Au cours des audiences se dessine petit à petit le véritable visage de l'accusée...
Dominique a séduit Gilbert, le jeune fiancé de sa sœur Annie. Mais si pour Dominique, fille volage et de mœurs légères, c'est une passade sans importance, c'est pour Gilbert la révélation d'une passion dévorante, et pour Annie un drame déchirant. Gilbert rompt avec Annie pour vivre avec Dominique. Cette dernière, cependant, le trompe sans malice et Gilbert, déçu, retourne auprès d'Annie. Dans un accès de colère et de découragement. Dominique tue Gilbert d'un coup de revolver. Dans le Palais de Justice, les avocats s'affrontent au cours de leurs plaidoiries. Pour l'avocat général, Dominique est un monstre de perversité sans morale, sans sentiment, qui a tué par égoïsme, refusant qu'un amant de passage la délaisse. Pour l'avocat de la défense, elle est une victime sensible et délicate, plongée dans un monde de cruauté et de corruption, et dont les nerfs ont cédé. Le jury ne tranchera pas : la veille du jugement. Dominique se suicide dans la prison en s'ouvrant les veines...À la fin de l'audience, les avocats qui se sont violemment pris à parti tout au long des débats, devisent gaiement ensemble.
Après le demi-échec des "espions" tourné en 1957, Clouzot connaît une audience considérable avec "La vérité" Raoul Levy lui apporte son appui de grand producteur. 700 millions de centimes de budget, et la vedette qu'il a sous contrat, Brigitte Bardot. De cette dernière, on a dit que son personnage de Dominique Marceau fut le seul rôle de tragédienne de sa carrière. La chambre de la Cour d'assises fut reconstituée entièrement dans les studios de Joinville. L'idée du film est venue à Clouzot après avoir suivi plusieurs procès d'assises en 1958 et 1959. dont certains pour le compte d'hebdomadaires célèbres. Les modèles des avocats incarnés par Paul Meurisse et Charles Vanel sont respectivement maître René Floriot et maître Maurice Garçon. Si le jeu de Paul Meurisse est formidable, car il est un acteur résolument moderne et qui sera très apprécié de la nouvelle vague de jeunes talents comme Georges Lautner, les autres acteurs confirmés contrastent parfaitement avec la jeune et délurée Dominique interprétée avec naturel par Brigitte Bardot. C'est bien ce que veux Clouzot un contraste saisissant entre le conformisme, la bourgeoisie masculine et cette jeune femme bien dans son époque et éprise de liberté de coucher avec qui bon lui semble dérangeant le dogme pesant de la relation conjugale de l'époque et du patriarcat. Dominique est déjà jugée et condamnée avant même l'audience. Du reste à l'annonce de la mort de Dominique tout le monde va se taper un bon gueuleton, après tout la justice divine à fait son œuvre et l'honneur est sauf. Après "le corbeau" Clouzot est toujours prêt à dénoncer les petites gens, la petite bourgeoisie, rumeur, et la jalousie. Clouzot était un misanthrope et cela se voit. Le retentissement du film fut tel à l'international qu'il obtient l'Oscar du meilleur film étranger à Hollywood. Alors que la carrière de Bardot se poursuit, "La bride sur le cou" sort quelques semaines plus tard, Clouzot ne retrouvera plus jamais le même succès critique et public, "La vérité" reste le point d'orgue d'une formidable carrière jalonnée de succès critiques et publics démarrée avec "Le corbeau" en 1943.

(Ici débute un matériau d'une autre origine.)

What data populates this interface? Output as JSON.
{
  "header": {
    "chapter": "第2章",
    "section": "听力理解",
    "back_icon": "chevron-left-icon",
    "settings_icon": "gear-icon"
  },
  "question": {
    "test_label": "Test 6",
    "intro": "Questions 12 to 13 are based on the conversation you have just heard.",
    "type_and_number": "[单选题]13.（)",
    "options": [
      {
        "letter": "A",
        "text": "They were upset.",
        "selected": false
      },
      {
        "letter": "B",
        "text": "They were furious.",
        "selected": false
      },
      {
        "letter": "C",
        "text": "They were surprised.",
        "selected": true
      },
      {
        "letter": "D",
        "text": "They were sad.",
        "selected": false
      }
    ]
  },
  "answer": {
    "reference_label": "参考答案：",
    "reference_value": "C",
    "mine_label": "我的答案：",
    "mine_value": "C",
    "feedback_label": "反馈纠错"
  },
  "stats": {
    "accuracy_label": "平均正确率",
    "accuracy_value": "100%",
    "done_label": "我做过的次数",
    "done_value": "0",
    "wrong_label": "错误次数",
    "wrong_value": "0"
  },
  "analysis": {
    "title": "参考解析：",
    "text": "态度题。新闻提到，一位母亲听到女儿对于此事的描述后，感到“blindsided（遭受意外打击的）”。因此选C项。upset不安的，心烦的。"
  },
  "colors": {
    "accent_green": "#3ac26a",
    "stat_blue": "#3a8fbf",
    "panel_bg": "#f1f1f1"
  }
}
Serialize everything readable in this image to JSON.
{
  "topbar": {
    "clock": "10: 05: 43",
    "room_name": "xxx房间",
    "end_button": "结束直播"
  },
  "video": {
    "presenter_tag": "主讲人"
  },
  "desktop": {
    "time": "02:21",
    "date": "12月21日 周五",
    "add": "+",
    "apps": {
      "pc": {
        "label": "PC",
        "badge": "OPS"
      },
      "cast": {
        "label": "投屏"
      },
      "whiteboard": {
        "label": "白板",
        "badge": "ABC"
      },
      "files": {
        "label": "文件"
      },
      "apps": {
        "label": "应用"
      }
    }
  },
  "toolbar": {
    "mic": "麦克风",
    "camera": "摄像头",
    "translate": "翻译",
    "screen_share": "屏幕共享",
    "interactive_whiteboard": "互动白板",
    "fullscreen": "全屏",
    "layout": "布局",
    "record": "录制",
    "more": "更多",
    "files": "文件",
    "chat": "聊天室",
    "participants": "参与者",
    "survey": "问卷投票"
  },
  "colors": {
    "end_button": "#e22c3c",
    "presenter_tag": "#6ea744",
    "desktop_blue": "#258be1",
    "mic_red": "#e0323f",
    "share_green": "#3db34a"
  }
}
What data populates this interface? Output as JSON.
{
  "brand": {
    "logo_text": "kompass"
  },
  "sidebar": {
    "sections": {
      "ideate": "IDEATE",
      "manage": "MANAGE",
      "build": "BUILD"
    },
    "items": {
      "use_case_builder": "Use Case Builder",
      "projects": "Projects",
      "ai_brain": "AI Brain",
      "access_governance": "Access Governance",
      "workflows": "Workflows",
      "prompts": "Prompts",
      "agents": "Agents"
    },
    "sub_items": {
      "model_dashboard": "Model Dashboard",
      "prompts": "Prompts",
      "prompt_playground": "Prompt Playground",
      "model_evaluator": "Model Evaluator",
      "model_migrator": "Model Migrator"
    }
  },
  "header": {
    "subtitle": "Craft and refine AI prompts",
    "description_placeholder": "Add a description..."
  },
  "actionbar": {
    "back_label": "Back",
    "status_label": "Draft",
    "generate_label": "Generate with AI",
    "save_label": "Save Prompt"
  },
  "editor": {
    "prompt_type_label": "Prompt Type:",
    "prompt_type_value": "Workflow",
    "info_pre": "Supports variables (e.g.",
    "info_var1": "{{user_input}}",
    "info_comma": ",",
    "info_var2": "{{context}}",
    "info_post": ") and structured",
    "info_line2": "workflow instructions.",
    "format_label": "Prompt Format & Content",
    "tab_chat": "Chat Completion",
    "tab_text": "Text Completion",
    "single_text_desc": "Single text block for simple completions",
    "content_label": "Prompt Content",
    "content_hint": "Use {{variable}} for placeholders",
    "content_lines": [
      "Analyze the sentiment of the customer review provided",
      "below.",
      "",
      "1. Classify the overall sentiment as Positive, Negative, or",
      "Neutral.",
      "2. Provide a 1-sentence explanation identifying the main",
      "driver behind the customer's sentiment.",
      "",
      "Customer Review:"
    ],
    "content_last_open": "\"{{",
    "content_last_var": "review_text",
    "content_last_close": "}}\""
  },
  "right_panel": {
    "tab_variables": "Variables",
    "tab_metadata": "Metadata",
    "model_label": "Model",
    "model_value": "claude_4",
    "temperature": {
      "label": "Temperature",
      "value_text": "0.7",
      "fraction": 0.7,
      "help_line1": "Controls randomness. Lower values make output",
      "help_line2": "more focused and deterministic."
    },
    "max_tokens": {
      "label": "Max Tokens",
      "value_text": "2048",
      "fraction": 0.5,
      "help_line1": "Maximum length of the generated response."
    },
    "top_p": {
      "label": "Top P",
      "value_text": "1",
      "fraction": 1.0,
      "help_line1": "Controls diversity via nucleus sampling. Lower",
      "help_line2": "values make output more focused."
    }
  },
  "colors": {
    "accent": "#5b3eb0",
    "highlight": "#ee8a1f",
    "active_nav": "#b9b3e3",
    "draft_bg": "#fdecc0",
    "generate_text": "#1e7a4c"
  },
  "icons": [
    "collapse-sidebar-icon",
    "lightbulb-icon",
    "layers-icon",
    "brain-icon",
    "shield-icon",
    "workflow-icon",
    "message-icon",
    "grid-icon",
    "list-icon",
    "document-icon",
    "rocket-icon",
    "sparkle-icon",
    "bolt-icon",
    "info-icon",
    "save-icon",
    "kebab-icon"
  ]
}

Il sort le 2 novembre 1960 sur seulement 2 salles à Paris au Colisée (734 places) où il attire 17 569 spectateurs et au Marivaux (1230 places) où il attire 22 010 spectateurs au tarif fort de 7 nouveaux francs.
Au niveau national il entre la même semaine top 16 hebdomadaire avec 61 000 spectateurs. Il va très vite monter en puissance et devenir irrésistible pour la fin d'année en s'emparant de la première place du box office hebdomadaire pendant 12 semaines de rang, uniquement perturbé une semaine par "Les 7 mercenaires". Un succès massif. Il passe le cap des 4 millions de spectateurs en 28 semaines seulement et reste 31 semaines de suite dans le top 30 hebdomadaire. Un succès massif qui le place à la seconde position des films sortis en 1960 ce qui est un peu injuste car il est battu par "Ben Hur" sorti juste à la fin de l'année 1960, nous pouvons donc considérer que c'est le meilleur succès de l'année 1960. C'est le plus grand succès de Brigitte Bardot en France après une très belle année 1959 également. Elle ne retrouvera plus de succès aussi intense. Le film marche très bien à l'international et il rapporte même la somme de 1.5 millions de dollars net aux USA.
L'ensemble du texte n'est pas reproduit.